Because this mechanism is effectively breaking the semantics associated with the quorum replica set, it must only be done under controlled conditions. In the example above, if the secondary site and primary site lose communication and an administrator forces quorum at the secondary site, resources will be brought online at BOTH sites, thus allowing the potential for inconsistent data and/or data corruption in the cluster.

Forcing quorum is a manual process that requires the following steps

Stop the cluster service ON ALL of the remaining nodes using cluster administrator.

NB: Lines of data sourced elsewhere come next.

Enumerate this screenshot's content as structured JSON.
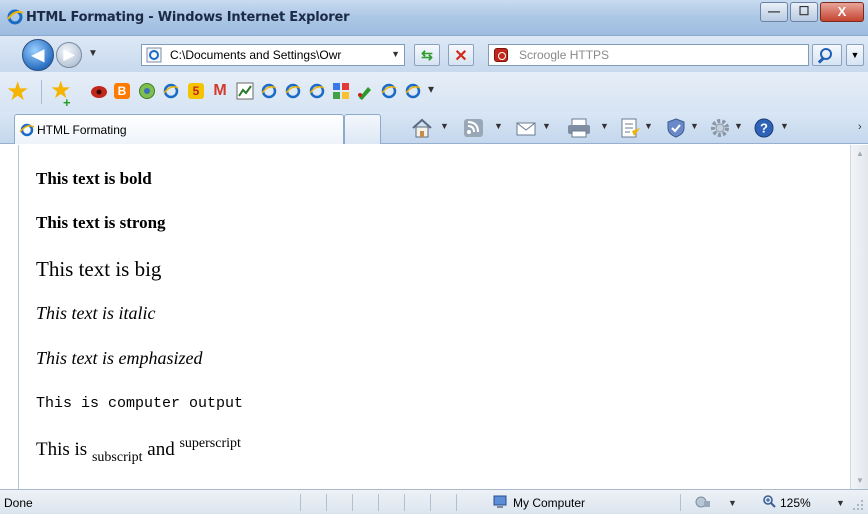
{
  "window": {
    "title": "HTML Formating - Windows Internet Explorer",
    "minimize_glyph": "—",
    "maximize_glyph": "☐",
    "close_glyph": "X"
  },
  "addressbar": {
    "url": "C:\\Documents and Settings\\Owr",
    "search_placeholder": "Scroogle HTTPS"
  },
  "favorites": {
    "items": [
      {
        "icon": "ie-page-icon"
      },
      {
        "icon": "gmail-icon",
        "text": "M"
      },
      {
        "icon": "five-icon",
        "text": "5"
      },
      {
        "icon": "blogger-icon",
        "text": "B"
      }
    ]
  },
  "tab": {
    "label": "HTML Formating"
  },
  "content": {
    "bold": "This text is bold",
    "strong": "This text is strong",
    "big": "This text is big",
    "italic": "This text is italic",
    "emphasized": "This text is emphasized",
    "computer_output": "This is computer output",
    "subsup_prefix": "This is ",
    "subscript": "subscript",
    "and": " and ",
    "superscript": "superscript"
  },
  "statusbar": {
    "status": "Done",
    "zone": "My Computer",
    "zoom": "125%"
  },
  "colors": {
    "titlebar": "#aec8e6",
    "accent": "#2a6fc2",
    "close_button": "#c4442f"
  }
}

The cluster service must be told which nodes should be considered as having quorum. This can be done in one of two ways:

Setup ForceQuorum registry key ON ALL remaining nodes in the cluster under

HKLM\SYSTEM\CurrentControlSet\Services\ClusSvc\Parameters\ForceQuorum

This is a REG_SZ key that should be setup to contain a comma separated list of the names of the nodes that are to have quorum. The key is case insensitive. So, in the above example, if the secondary site contains "Node5", "Node6" and "Node7", then the ForceQuorum registry key should be setup as

"Node5,Node6,Node7"

Note

There should be no spaces in the key (except where there are spaces in the node names themselves).

Once the registry keys are set on all nodes, the cluster service can be started on those nodes.

Setup the cluster service startup parameters ON ALL remaining nodes in the cluster. This is done by starting up the services control panel, selecting the cluster service and entering the following into the "start parameters" option:

/forcequorum <node list>

In the above example, if the secondary site contains "Node5", "Node6" and "Node7", then the cluster service start parameter should be set to:

/forcequorum Node5,Node6,Node7

The cluster service MUST be started by clicking the START button on the service control panel, you must not hit OK or Apply first as this does not preserve the parameters.

Note

Any command line parameters over-ride the registry setting, however, the command line parameters do NOT persist a reboot, and therefore, setting the registry key is the preferred mechanism for forcing quorum.

The cluster service will now start up on those nodes that are considered part of the quorum set and resources will be brought online.

Special care must be taken if and when the primary site comes back since the nodes are configured as part of the cluster.

Do NOT reboot the cluster nodes at the primary site

Stop the cluster service ON ALL of the cluster nodes

Remove the registry key setting or the cluster service startup parameters set to force quorum

Startup the cluster service on all of the nodes at the secondary site

Boot the nodes at the primary site

Note

The cluster service on all nodes NOT in the force quorum node list must remain stopped until the force quorum information is removed. Failure to do so can lead to data inconsistencies OR data corruption.

While a cluster is running in the force quorum state, it is fully functional. For example, nodes can be added or removed from the cluster; new resources, groups etc. can be defined.